Menina de 14 anos é vítima de estupro em festa na Zona Oeste do Rio




Uma adolescente de 14 anos foi vítima de estupro durante uma festa na Zona Oeste do Rio no dia 7 de outubro. Inconformado, o pai da menina contou o drama que vive desde então. “É uma ferida. Você quebra o braço, você se cura, cicatriza, mas aquela ferida sempre estará aberta na sua alma, não tem cura”, disse o homem, que está arrasado.

De acordo com o pai, a jovem fará 15 anos em poucos dias. "Eu tinha planejado para ela um grande baile de 15 anos como qualquer pai quer para sua princesa. Um baile lindo, um vestido lindo, uma festa maravilhosa. Agora eu não consigo pensar em nada, eu não consigo dispor de nada da minha vida. Ninguém sabe, quando você deita na cama a luz se apaga e você imagina tudo o que aconteceu. Preferia que eu que tivesse sido estuprado, nunca a minha filha."

No desabafo, o pai da adolescente contou que o estupro aconteceu dentro de uma casa na Freguesia, em Jacarepaguá. De acordo com o pai, o rapaz que cometeu o crime tem 17 anos e foi apreendido pela polícia.
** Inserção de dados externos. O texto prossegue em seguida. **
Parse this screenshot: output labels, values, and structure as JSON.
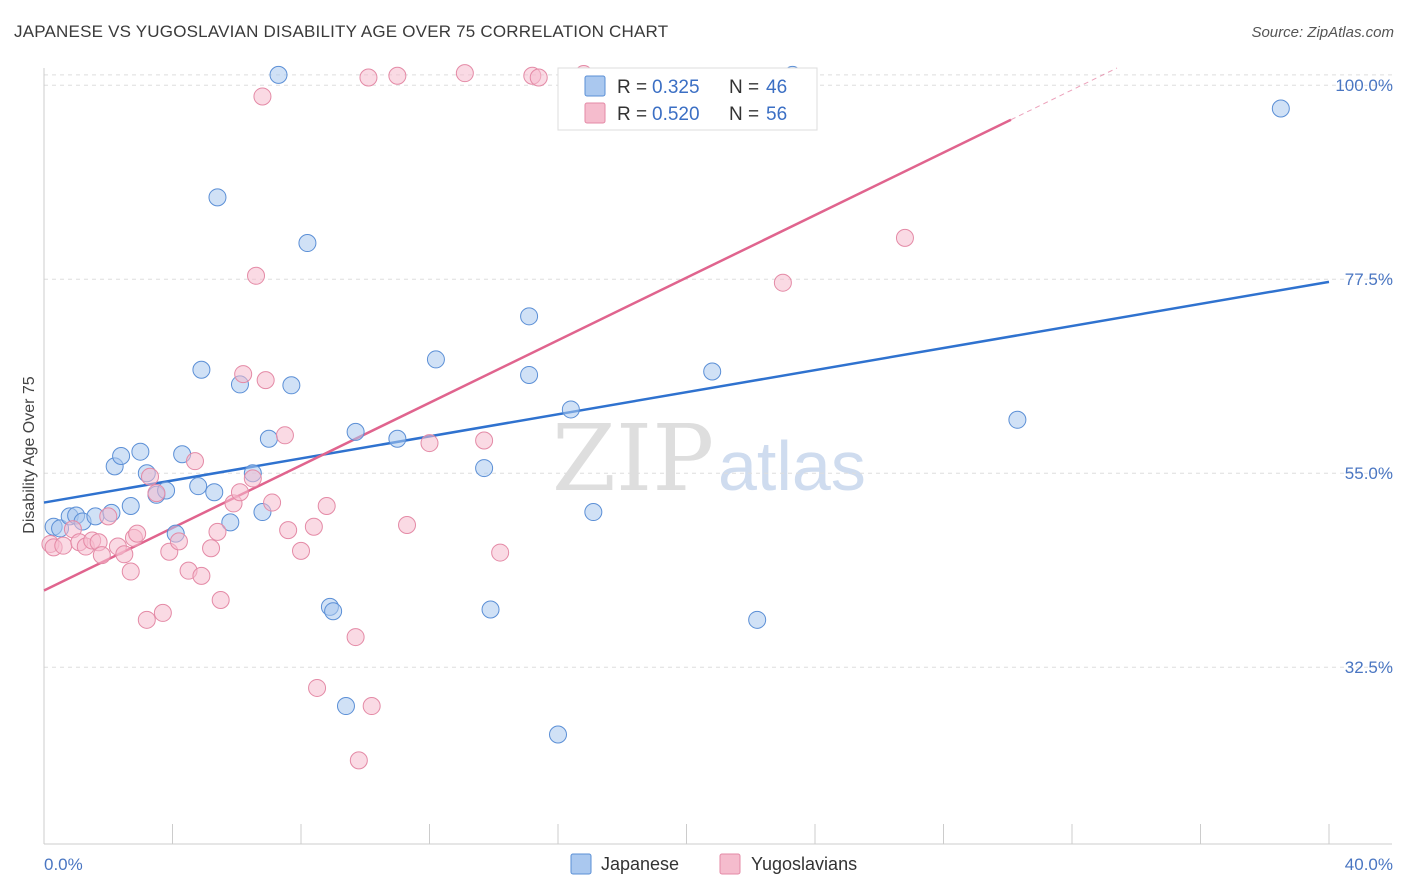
{
  "header": {
    "title": "JAPANESE VS YUGOSLAVIAN DISABILITY AGE OVER 75 CORRELATION CHART",
    "source": "Source: ZipAtlas.com"
  },
  "watermark": {
    "zip": "ZIP",
    "atlas": "atlas"
  },
  "colors": {
    "japanese_fill": "#aac8ef",
    "japanese_stroke": "#5b8fd6",
    "japanese_line": "#2f72cf",
    "yugoslav_fill": "#f5bccd",
    "yugoslav_stroke": "#e48aa6",
    "yugoslav_line": "#e0648e",
    "grid": "#dddddd",
    "tick_text": "#4a76c2"
  },
  "legend": {
    "rows": [
      {
        "r_label": "R = ",
        "r_value": "0.325",
        "n_label": "N = ",
        "n_value": "46"
      },
      {
        "r_label": "R = ",
        "r_value": "0.520",
        "n_label": "N = ",
        "n_value": "56"
      }
    ]
  },
  "chart_data": {
    "type": "scatter",
    "title": "JAPANESE VS YUGOSLAVIAN DISABILITY AGE OVER 75 CORRELATION CHART",
    "xlabel": "",
    "ylabel": "Disability Age Over 75",
    "xlim": [
      0,
      40
    ],
    "ylim": [
      12,
      102
    ],
    "x_tick_labels": [
      {
        "value": 0,
        "label": "0.0%"
      },
      {
        "value": 40,
        "label": "40.0%"
      }
    ],
    "x_minor_ticks": [
      4,
      8,
      12,
      16,
      20,
      24,
      28,
      32,
      36,
      40
    ],
    "y_ticks": [
      {
        "value": 32.5,
        "label": "32.5%"
      },
      {
        "value": 55.0,
        "label": "55.0%"
      },
      {
        "value": 77.5,
        "label": "77.5%"
      },
      {
        "value": 100.0,
        "label": "100.0%"
      }
    ],
    "series": [
      {
        "name": "Japanese",
        "R": 0.325,
        "N": 46,
        "trend": {
          "x": [
            0,
            40
          ],
          "y": [
            51.6,
            77.2
          ]
        },
        "points": [
          [
            0.3,
            48.8
          ],
          [
            0.5,
            48.6
          ],
          [
            0.8,
            50.0
          ],
          [
            1.0,
            50.1
          ],
          [
            1.2,
            49.4
          ],
          [
            1.6,
            50.0
          ],
          [
            2.1,
            50.4
          ],
          [
            2.2,
            55.8
          ],
          [
            2.4,
            57.0
          ],
          [
            2.7,
            51.2
          ],
          [
            3.0,
            57.5
          ],
          [
            3.2,
            55.0
          ],
          [
            3.5,
            52.5
          ],
          [
            3.8,
            53.0
          ],
          [
            4.1,
            48.0
          ],
          [
            4.3,
            57.2
          ],
          [
            4.8,
            53.5
          ],
          [
            4.9,
            67.0
          ],
          [
            5.3,
            52.8
          ],
          [
            5.4,
            87.0
          ],
          [
            5.8,
            49.3
          ],
          [
            6.1,
            65.3
          ],
          [
            6.5,
            55.0
          ],
          [
            6.8,
            50.5
          ],
          [
            7.0,
            59.0
          ],
          [
            7.3,
            101.2
          ],
          [
            7.7,
            65.2
          ],
          [
            8.2,
            81.7
          ],
          [
            8.9,
            39.5
          ],
          [
            9.0,
            39.0
          ],
          [
            9.4,
            28.0
          ],
          [
            9.7,
            59.8
          ],
          [
            11.0,
            59.0
          ],
          [
            12.2,
            68.2
          ],
          [
            13.7,
            55.6
          ],
          [
            13.9,
            39.2
          ],
          [
            15.1,
            73.2
          ],
          [
            15.1,
            66.4
          ],
          [
            16.0,
            24.7
          ],
          [
            16.4,
            62.4
          ],
          [
            17.1,
            50.5
          ],
          [
            20.8,
            66.8
          ],
          [
            22.2,
            38.0
          ],
          [
            23.3,
            101.2
          ],
          [
            30.3,
            61.2
          ],
          [
            38.5,
            97.3
          ]
        ]
      },
      {
        "name": "Yugoslavians",
        "R": 0.52,
        "N": 56,
        "trend": {
          "x": [
            0,
            30.1
          ],
          "y": [
            41.4,
            96.0
          ]
        },
        "trend_dashed": {
          "x": [
            30.1,
            33.4
          ],
          "y": [
            96.0,
            102.0
          ]
        },
        "points": [
          [
            0.2,
            46.8
          ],
          [
            0.3,
            46.4
          ],
          [
            0.6,
            46.6
          ],
          [
            0.9,
            48.5
          ],
          [
            1.1,
            47.0
          ],
          [
            1.3,
            46.5
          ],
          [
            1.5,
            47.2
          ],
          [
            1.7,
            47.0
          ],
          [
            1.8,
            45.5
          ],
          [
            2.0,
            50.0
          ],
          [
            2.3,
            46.5
          ],
          [
            2.5,
            45.6
          ],
          [
            2.7,
            43.6
          ],
          [
            2.8,
            47.5
          ],
          [
            2.9,
            48.0
          ],
          [
            3.2,
            38.0
          ],
          [
            3.3,
            54.6
          ],
          [
            3.5,
            52.7
          ],
          [
            3.7,
            38.8
          ],
          [
            3.9,
            45.9
          ],
          [
            4.2,
            47.1
          ],
          [
            4.5,
            43.7
          ],
          [
            4.7,
            56.4
          ],
          [
            4.9,
            43.1
          ],
          [
            5.2,
            46.3
          ],
          [
            5.4,
            48.2
          ],
          [
            5.5,
            40.3
          ],
          [
            5.9,
            51.5
          ],
          [
            6.1,
            52.8
          ],
          [
            6.2,
            66.5
          ],
          [
            6.5,
            54.4
          ],
          [
            6.6,
            77.9
          ],
          [
            6.8,
            98.7
          ],
          [
            6.9,
            65.8
          ],
          [
            7.1,
            51.6
          ],
          [
            7.5,
            59.4
          ],
          [
            7.6,
            48.4
          ],
          [
            8.0,
            46.0
          ],
          [
            8.4,
            48.8
          ],
          [
            8.5,
            30.1
          ],
          [
            8.8,
            51.2
          ],
          [
            9.7,
            36.0
          ],
          [
            9.8,
            21.7
          ],
          [
            10.2,
            28.0
          ],
          [
            11.0,
            101.1
          ],
          [
            11.3,
            49.0
          ],
          [
            12.0,
            58.5
          ],
          [
            13.1,
            101.4
          ],
          [
            13.7,
            58.8
          ],
          [
            14.2,
            45.8
          ],
          [
            15.2,
            101.1
          ],
          [
            15.4,
            100.9
          ],
          [
            16.8,
            101.3
          ],
          [
            23.0,
            77.1
          ],
          [
            26.8,
            82.3
          ],
          [
            10.1,
            100.9
          ]
        ]
      }
    ]
  },
  "bottom_legend": {
    "items": [
      {
        "label": "Japanese"
      },
      {
        "label": "Yugoslavians"
      }
    ]
  }
}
“Ele se dirigiu um pouquinho mais afastado do estacionamento, deu um beijo no rosto dela e, aos poucos, ele começou a acariciar o cabelo dela, o pescoço dela, começou a passar a mão nas partes íntimas dela e ela falou: 'ei, para'”, disse o pai da menina.

Ainda segundo ele, a jovem tentou fugir, mas foi segurada pelo braço e levou um mata-leão, “Ele estrangulou o pescoço dela. Nesse momento ela caiu desacordada ao chão e esse monstro terrível simplesmente despiu a minha filha, tirou o short dela, jogou do lado, tirou a calcinha dela, deixou até o joelho, tirou a roupa dele e houve aquela troca entre esse monstro que fez o estupro com a minha filha”, lamentou o pai.

A menina foi ao Instituto Médico Legal (IML) fazer exame de corpo de delito. “É difícil você estar ao lado de uma pessoa e ser forte. Aquela pessoa que você mais ama, tá ali ensanguentada, toda arranhada, machucada por uma pessoa que você nunca iria imaginar”, desabafou.

Para entrar na festa, as pessoas pagavam por um ingresso, podiam levar a própria bebida e a faixa etária era livre, não tinha idade mínima. Geralmente, nesse tipo de evento, os organizadores alugam chácaras, espaços grandes ou salões de festa e reúnem centenas de pessoas.

Os ingressos são vendidos em redes sociais. Nos posts de divulgação da festa onde a menina estava chamam a atenção frases como: "Uma coisa nós falamos: bebida aqui não faltará!"; “Não nos responsabilizamos por perda de dignidade"; e ainda: "Não nos responsabilizamos por objetos perdidos ou furtados".